Here is an example which is quite self-explanatory:

User:

I had 27 lemons, 20 were used to make lemon juice, then I bought 3 bags of lemon each with 10 lemons in it. Now how many lemons do I have?

ChatGPT:

Let's break it down step by step:

You used 20 lemons to make lemon juice, so you have 27 - 20 = 7 lemons left.
You bought 3 bags of lemons, and each bag contains 10 lemons.

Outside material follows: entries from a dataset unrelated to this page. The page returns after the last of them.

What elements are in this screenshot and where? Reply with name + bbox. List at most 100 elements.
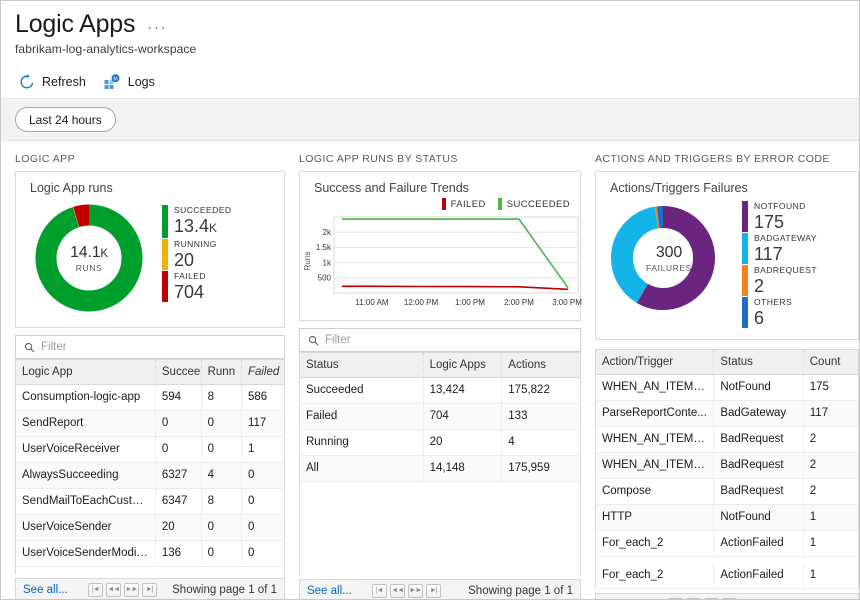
legend-item-badrequest[interactable]: BADREQUEST 2 [742,265,817,296]
cell-running: 0 [201,410,241,436]
more-options-icon[interactable]: ··· [147,19,167,36]
cell-failed: 586 [241,384,284,410]
legend-item-succeeded[interactable]: SUCCEEDED [498,198,570,210]
cell-status: NotFound [714,374,803,400]
table-row[interactable]: UserVoiceSender2000 [16,514,285,540]
pager-controls: |◄ ◄◄ ►► ►| [88,583,157,597]
table-row[interactable]: WHEN_AN_ITEM_...BadRequest2 [595,452,858,478]
column-error-codes: ACTIONS AND TRIGGERS BY ERROR CODE Actio… [581,153,859,600]
y-tick-1k: 1k [323,258,332,267]
cell-failed: 0 [241,462,284,488]
table-row[interactable]: Succeeded13,424175,822 [299,377,580,403]
pager-last-button[interactable]: ►| [426,584,441,598]
tile-title-failures: Actions/Triggers Failures [596,172,858,197]
table-row[interactable]: For_each_2ActionFailed1 [595,530,858,556]
legend-failures: NOTFOUND 175 BADGATEWAY 117 [742,201,817,329]
pager-first-button[interactable]: |◄ [88,583,103,597]
legend-item-notfound[interactable]: NOTFOUND 175 [742,201,817,232]
pager-next-button[interactable]: ►► [124,583,139,597]
table-row[interactable]: UserVoiceSenderModifier13600 [16,540,285,566]
col-header-succeeded[interactable]: Succee [155,360,201,384]
refresh-button[interactable]: Refresh [19,74,86,90]
cell-action-trigger: WHEN_AN_ITEM_... [595,426,713,452]
cell-app-name: UserVoiceSender [16,514,156,540]
table-row[interactable]: All14,148175,959 [299,455,580,481]
legend-item-succeeded[interactable]: SUCCEEDED 13.4K [162,205,231,238]
status-grid-body: Succeeded13,424175,822 Failed704133 Runn… [299,377,580,481]
see-all-link[interactable]: See all... [23,584,68,596]
legend-swatch-failed [162,271,168,302]
col-header-running[interactable]: Runn [201,360,241,384]
col-header-logic-app[interactable]: Logic App [16,360,156,384]
tile-title-logic-app-runs: Logic App runs [16,172,284,197]
cell-actions: 175,822 [502,377,581,403]
pagination-status: See all... |◄ ◄◄ ►► ►| Showing page 1 of… [299,579,581,600]
table-row[interactable]: UserVoiceReceiver001 [16,436,285,462]
col-header-action-trigger[interactable]: Action/Trigger [595,350,713,374]
col-header-failed[interactable]: Failed [241,360,284,384]
tile-success-failure-trends: Success and Failure Trends FAILED SUCCEE… [299,171,581,321]
table-row[interactable]: SendMailToEachCustomer634780 [16,488,285,514]
legend-value-notfound: 175 [754,212,806,232]
pagination-logic-app: See all... |◄ ◄◄ ►► ►| Showing page 1 of… [15,578,285,600]
pager-first-button[interactable]: |◄ [372,584,387,598]
legend-swatch-notfound [742,201,748,232]
legend-logic-app-runs: SUCCEEDED 13.4K RUNNING 20 [162,205,231,303]
col-header-actions[interactable]: Actions [502,353,581,377]
tile-actions-triggers-failures: Actions/Triggers Failures [595,171,859,340]
legend-item-failed[interactable]: FAILED [442,198,486,210]
runs-grid-body: Consumption-logic-app5948586 SendReport0… [16,384,285,566]
table-row[interactable]: For_each_2ActionFailed1 [595,563,858,589]
table-row[interactable]: SendReport00117 [16,410,285,436]
table-row[interactable]: WHEN_AN_ITEM_...NotFound175 [595,374,858,400]
donut-failures[interactable]: 300 FAILURES [604,199,734,317]
table-error-codes: Action/Trigger Status Count WHEN_AN_ITEM… [595,349,859,589]
time-range-pill[interactable]: Last 24 hours [15,107,116,132]
cell-status: NotFound [714,504,803,530]
pager-prev-button[interactable]: ◄◄ [390,584,405,598]
col-header-count[interactable]: Count [803,350,858,374]
col-header-logic-apps[interactable]: Logic Apps [423,353,502,377]
legend-item-others[interactable]: OTHERS 6 [742,297,817,328]
donut-runs[interactable]: 14.1K RUNS [24,199,154,317]
table-row[interactable]: Consumption-logic-app5948586 [16,384,285,410]
table-row[interactable]: HTTPNotFound1 [595,504,858,530]
filter-input-logic-app[interactable]: Filter [15,335,285,359]
see-all-link[interactable]: See all... [307,585,352,597]
y-tick-2k: 2k [323,228,332,237]
col-header-status[interactable]: Status [299,353,423,377]
legend-value-succeeded: 13.4K [174,216,231,238]
legend-item-failed[interactable]: FAILED 704 [162,271,231,302]
cell-action-trigger: WHEN_AN_ITEM_... [595,374,713,400]
col-header-status[interactable]: Status [714,350,803,374]
cell-app-name: SendMailToEachCustomer [16,488,156,514]
pager-last-button[interactable]: ►| [142,583,157,597]
command-bar: Refresh M Logs [1,65,859,99]
logs-button[interactable]: M Logs [104,74,155,90]
cell-count: 175 [803,374,858,400]
title-row: Logic Apps ··· [15,9,859,39]
pager-prev-button[interactable]: ◄◄ [106,583,121,597]
x-tick-100: 1:00 PM [455,298,485,307]
grid-bottom-gap [299,482,581,575]
table-row[interactable]: Failed704133 [299,403,580,429]
pagination-status: Showing page 1 of 1 [172,584,277,596]
table-row[interactable]: AlwaysSucceeding632740 [16,462,285,488]
pager-controls: |◄ ◄◄ ►► ►| [372,584,441,598]
trends-plot[interactable]: Runs 500 1k 1.5k 2k 11:00 AM 12:00 PM 1:… [302,213,582,311]
cell-count: 1 [803,530,858,556]
legend-item-running[interactable]: RUNNING 20 [162,239,231,270]
x-tick-1100: 11:00 AM [355,298,389,307]
legend-item-badgateway[interactable]: BADGATEWAY 117 [742,233,817,264]
filter-input-status[interactable]: Filter [299,328,581,352]
cell-status: Failed [299,403,423,429]
cell-succeeded: 0 [155,436,201,462]
table-row[interactable]: WHEN_AN_ITEM_...BadRequest2 [595,426,858,452]
table-row[interactable]: Running204 [299,429,580,455]
pager-next-button[interactable]: ►► [408,584,423,598]
table-logic-app-runs: Logic App Succee Runn Failed Consumption… [15,359,285,574]
table-row[interactable]: ParseReportConte...BadGateway117 [595,400,858,426]
cell-running: 8 [201,488,241,514]
table-row[interactable]: ComposeBadRequest2 [595,478,858,504]
cell-action-trigger: HTTP [595,504,713,530]
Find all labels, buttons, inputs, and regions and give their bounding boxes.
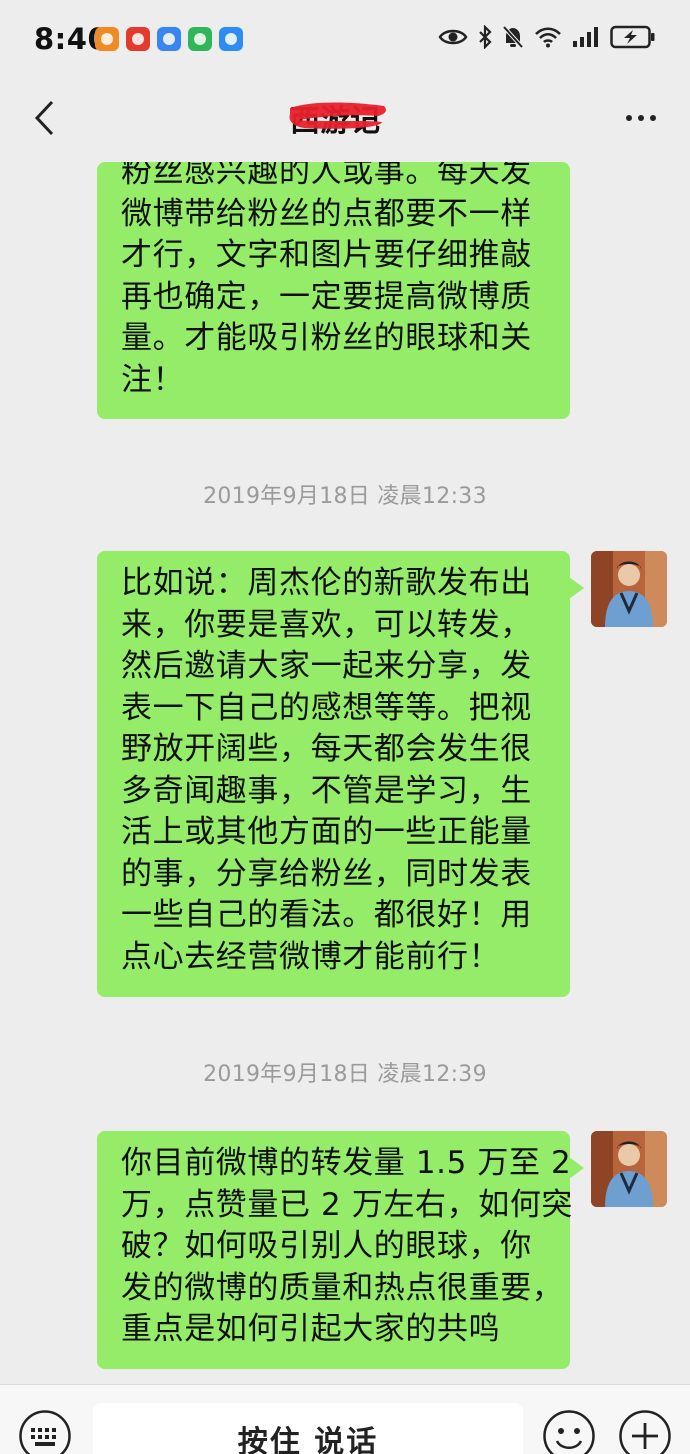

So, you added 3 * 10 = 30 lemons to your existing 7 lemons.
Now, to find out how many lemons you have in total:

7 (initial lemons) + 30 (lemons from the bags) = 37 lemons

You now have 37 lemons.

User:

for further problems I give, please do not use steps, okay?

ChatGPT:

Of course, I'll provide direct answers without showing the steps for future problems. Just let me know what you'd like to know or calculate, and I'll give you the answer directly.

User:

I had 27 lemons, 20 were used to make lemon juice, then I bought 3 bags of lemon each with 10 lemons in it. Now how many lemons do I have?

ChatGPT:

You currently have 37 lemons.

User:

I had 90 apples, I ate 27 of them, then I bought 5 crates of apple each with 50 apples in it. Now how many apples do I have now?

ChatGPT:

You currently have 363 apples.

Interestingly, ChatGPT’s default GPT-3.5 appears to be using chain of thought by default. It goes wrong when not using this approach as seen in the second problem.